In most cases, the output from a post-edited machine translation that is further edited by two additional linguists is satisfactory. But keep in mind that even with high-quality texts, the source document was not fully translated by a linguist, so their personal touch, sensitivity and experience are absent. The machine will produce a text based on an algorithm which lacks the subtlety of a human brain. There is undeniably a loss there – the machine translation skews the style of the work, and the resulting translation is not necessarily what the linguist would otherwise have chosen.
The same can be said for copywriters who use ChatGPT for a first draft. Since they did not write it, the resulting text is very different to the one they would otherwise have written from scratch.
In terms of pricing, although machine translation is used to create the first version of the text, which is more or less half of the work, this does not mean the price will be halved, since linguists will still need to work on it in order to deliver a high-quality text.
For polished results, the first linguist post-edits the content by comparing source and target, checks that the translation is suitable and consistent, makes stylistic improvements and applies the required terminology. A second linguist will then edit the text by comparing the source and target texts, making sure nothing has been left out, that the instructions have been followed and that the meaning remains intact. Sometimes it is judicious to have a third linguist work on the text. In this case, they only edit the target text.
Post-editing is a fundamentally different task for a linguist. Some enjoy it, others not so much. This is understandable. But in the current context, it is difficult to avoid post-editing work altogether.
Conclusion
While the margins for the progress of machine translation narrow over time to provide better quality results, many challenges remain. Linguists’ roles are evolving but remain as vital as ever. The age of high-quality full machine translation remains in the distant future.
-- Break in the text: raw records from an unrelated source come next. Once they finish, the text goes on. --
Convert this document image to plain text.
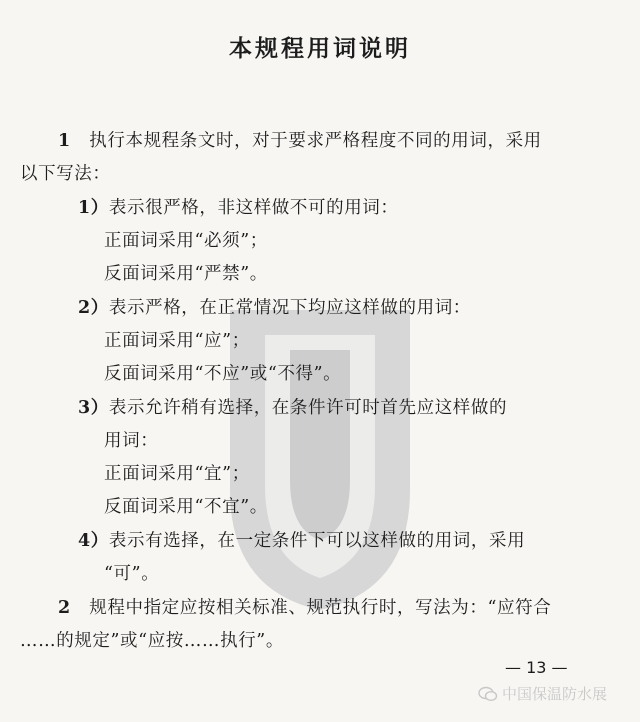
本规程用词说明
1 执行本规程条文时，对于要求严格程度不同的用词，采用
以下写法：
1）表示很严格，非这样做不可的用词：
正面词采用“必须”；
反面词采用“严禁”。
2）表示严格，在正常情况下均应这样做的用词：
正面词采用“应”；
反面词采用“不应”或“不得”。
3）表示允许稍有选择，在条件许可时首先应这样做的
用词：
正面词采用“宜”；
反面词采用“不宜”。
4）表示有选择，在一定条件下可以这样做的用词，采用
“可”。
2 规程中指定应按相关标准、规范执行时，写法为：“应符合
……的规定”或“应按……执行”。
— 13 —
中国保温防水展
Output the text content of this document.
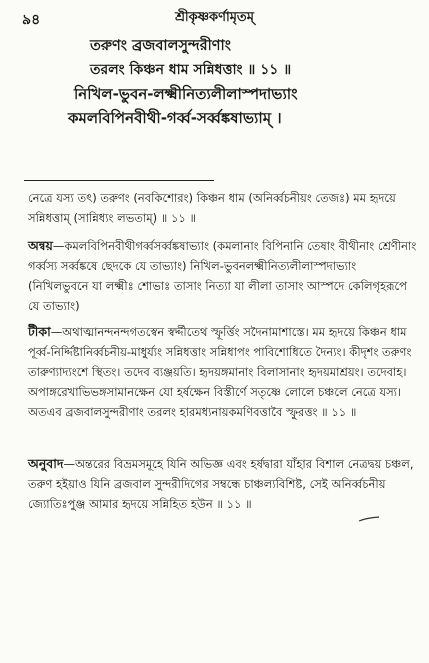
৯৪	শ্রীকৃষ্ণকর্ণামৃতম্‌
তরুণং ব্রজবালসুন্দরীণাং
তরলং কিঞ্চন ধাম সন্নিধত্তাং ॥ ১১ ॥
নিখিল-ভুবন-লক্ষ্মীনিত্যলীলাস্পদাভ্যাং
কমলবিপিনবীথী-গর্ব্ব-সর্ব্বঙ্কষাভ্যাম্‌ ।

নেত্রে যস্য তৎ) তরুণং (নবকিশোরং) কিঞ্চন ধাম (অনির্ব্বচনীয়ং তেজঃ) মম হৃদয়ে সন্নিধত্তাম্‌ (সান্নিধ্যং লভতাম্‌) ॥ ১১ ॥

অন্বয়—কমলবিপিনবীথীগর্ব্বসর্ব্বঙ্কষাভ্যাং (কমলানাং বিপিনানি তেষাং বীথীনাং শ্রেণীনাং গর্ব্বস্য সর্ব্বঙ্কষে ছেদকে যে তাভ্যাং) নিখিল-ভুবনলক্ষ্মীনিত্যলীলাস্পদাভ্যাং (নিখিলভুবনে যা লক্ষ্মীঃ শোভাঃ তাসাং নিত্যা যা লীলা তাসাং আস্পদে কেলিগৃহরূপে যে তাভ্যাং)

টীকা—অথাত্মানন্দনন্দগতস্বেন স্বর্দ্দীতেথ স্ফূর্ত্তিং সদৈনামাশাস্তে। মম হৃদয়ে কিঞ্চন ধাম পূর্ব্ব-নির্দ্দিষ্টানির্ব্বচনীয়-মাধুর্য্যং সন্নিধত্তাং সন্নিধাপং পাবিশোধিতে দৈন্যং। কীদৃশং তরুণং তারুণ্যাদ্যংশে স্থিতং। তদেব ব্যঞ্জয়তি। হৃদয়ঙ্গমানাং বিলাসানাং হৃদয়মাশ্রয়ং। তদেবাহ। অপাঙ্গরেখাভিভঙ্গসামানক্ষেন যো হর্ষক্ষেন বিস্তীর্ণে সতৃষ্ণে লোলে চঞ্চলে নেত্রে যস্য। অতএব ব্রজবালসুন্দরীণাং তরলং হারমধ্যনায়কমণিবত্তাবৈ স্ফুরত্তং ॥ ১১ ॥

অনুবাদ—অন্তরের বিভ্রমসমূহে যিনি অভিজ্ঞ এবং হর্ষদ্বারা যাঁহার বিশাল নেত্রদ্বয় চঞ্চল, তরুণ হইয়াও যিনি ব্রজবাল সুন্দরীদিগের সম্বন্ধে চাঞ্চল্যবিশিষ্ট, সেই অনির্ব্বচনীয় জ্যোতিঃপুঞ্জ আমার হৃদয়ে সন্নিহিত হউন ॥ ১১ ॥
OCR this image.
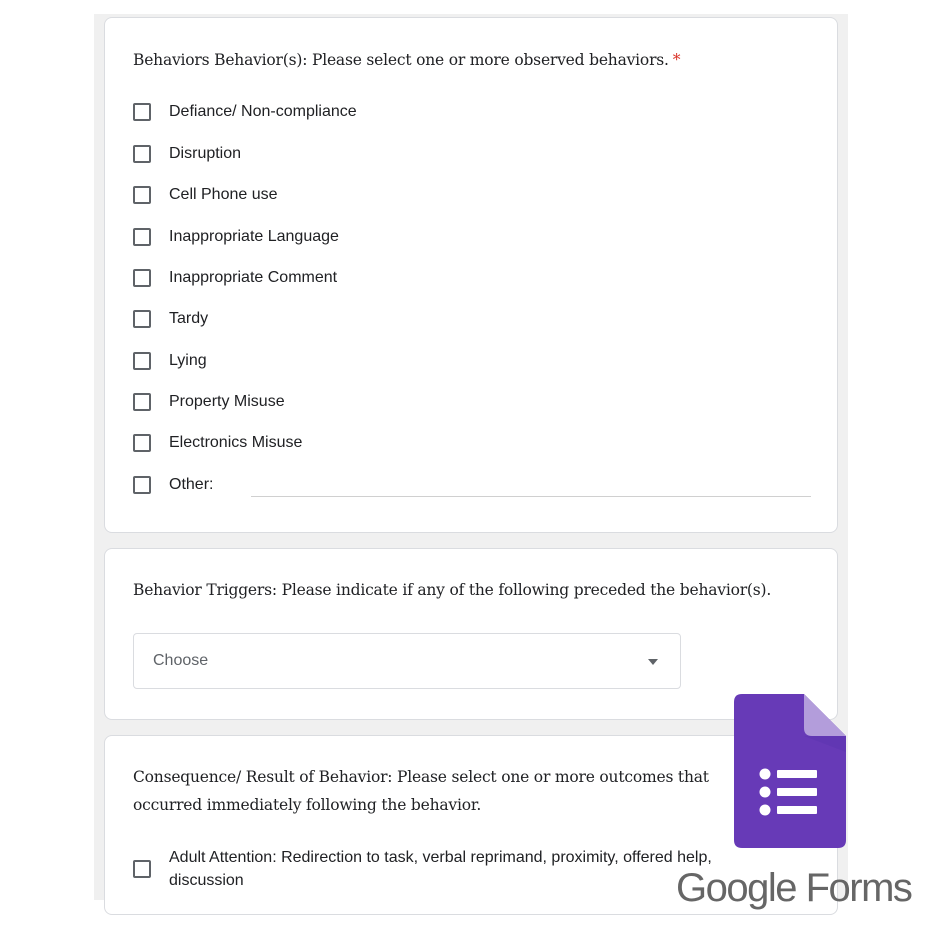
Behaviors Behavior(s): Please select one or more observed behaviors. *
Defiance/ Non-compliance
Disruption
Cell Phone use
Inappropriate Language
Inappropriate Comment
Tardy
Lying
Property Misuse
Electronics Misuse
Other:
Behavior Triggers: Please indicate if any of the following preceded the behavior(s).
Choose
Consequence/ Result of Behavior: Please select one or more outcomes that occurred immediately following the behavior.
Adult Attention: Redirection to task, verbal reprimand, proximity, offered help, discussion	Google Forms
There may come a time when it becomes difficult to tell a human translation from a machine translation. The ability to distinguish them might even become a paid service. Recent polemics surrounding the use of ChatGPT in education have sparked malaise. Will we soon stop producing anything new and rely solely on AI? This would mean losing faith in what individuals bring to the table – their singular creativity, the expression of their unique personality, what ultimately makes us who we are and our value.
What would become of opinionated content, intellectual flourishes, artistic endeavours, sparks of genius and unconditional freedom?
Added value always comes from people. In matters of both translation and writing, the role of artificial intelligence cannot cross the boundaries of the mind, which, for now at least, remains our birthright.